"Motif ini punya misi untuk memberi kontribusi ke pemerintah. Terutama mencegah penularan virus korona," ungkap Irine saat ditemui Radar Jember ID.
Ia juga mengatakan, salah satu hal yang melatarbelakangi adanya motif baru ini disebabkan rasa kegelisahannya selama pandemi. Ia turut prihatin melihat kondisi masyarakat yang masih mengabaikan peraturan pemerintah terkait penyebaran virus korona.
Meski diciptakan dalam keadaan terbatas karena pandemi, ia tidak menghilangkan gaya serta standar batik khas Jember. Dia menyelipkan gambar tembakau dan juga warna-warna terang yang menjadi kesukaan masyarakat Jember.

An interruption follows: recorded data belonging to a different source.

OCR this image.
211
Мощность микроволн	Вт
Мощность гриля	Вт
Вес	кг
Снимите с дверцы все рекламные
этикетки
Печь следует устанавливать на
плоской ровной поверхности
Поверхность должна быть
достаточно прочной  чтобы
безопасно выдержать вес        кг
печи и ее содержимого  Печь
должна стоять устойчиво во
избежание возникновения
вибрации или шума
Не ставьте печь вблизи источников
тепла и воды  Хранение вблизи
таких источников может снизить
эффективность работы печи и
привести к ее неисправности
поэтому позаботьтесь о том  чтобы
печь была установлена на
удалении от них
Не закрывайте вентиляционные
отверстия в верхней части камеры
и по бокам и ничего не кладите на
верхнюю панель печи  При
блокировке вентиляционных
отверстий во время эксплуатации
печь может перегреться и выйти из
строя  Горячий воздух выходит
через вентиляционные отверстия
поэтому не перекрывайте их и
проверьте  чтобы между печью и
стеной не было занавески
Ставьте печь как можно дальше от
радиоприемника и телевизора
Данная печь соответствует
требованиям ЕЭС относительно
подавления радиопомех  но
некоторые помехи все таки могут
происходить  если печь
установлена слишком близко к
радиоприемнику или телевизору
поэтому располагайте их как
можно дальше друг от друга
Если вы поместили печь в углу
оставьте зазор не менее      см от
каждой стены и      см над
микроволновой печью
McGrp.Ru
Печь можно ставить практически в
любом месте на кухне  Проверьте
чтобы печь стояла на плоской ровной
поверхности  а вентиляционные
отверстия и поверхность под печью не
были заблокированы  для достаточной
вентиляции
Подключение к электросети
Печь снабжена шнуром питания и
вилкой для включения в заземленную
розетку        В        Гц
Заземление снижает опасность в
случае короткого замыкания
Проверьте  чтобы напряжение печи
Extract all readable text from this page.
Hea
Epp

"Warnanya kami mengikuti style orang Jember, warna batik yang terang. Saya buat warna merah, kuning, oranye, dan hijau," katanya dengan logat Jawa yang kental.
Memperkenalkan motif tersebut, Iriane melakukan edukasi terhadap pengunjung yang datang ke galerinya yang ada di Kelurahan Jemberlor, Kecamatan Patrang. Mulai dari penjelasan makna filosofis hingga proses pembuatan yang dilakukan.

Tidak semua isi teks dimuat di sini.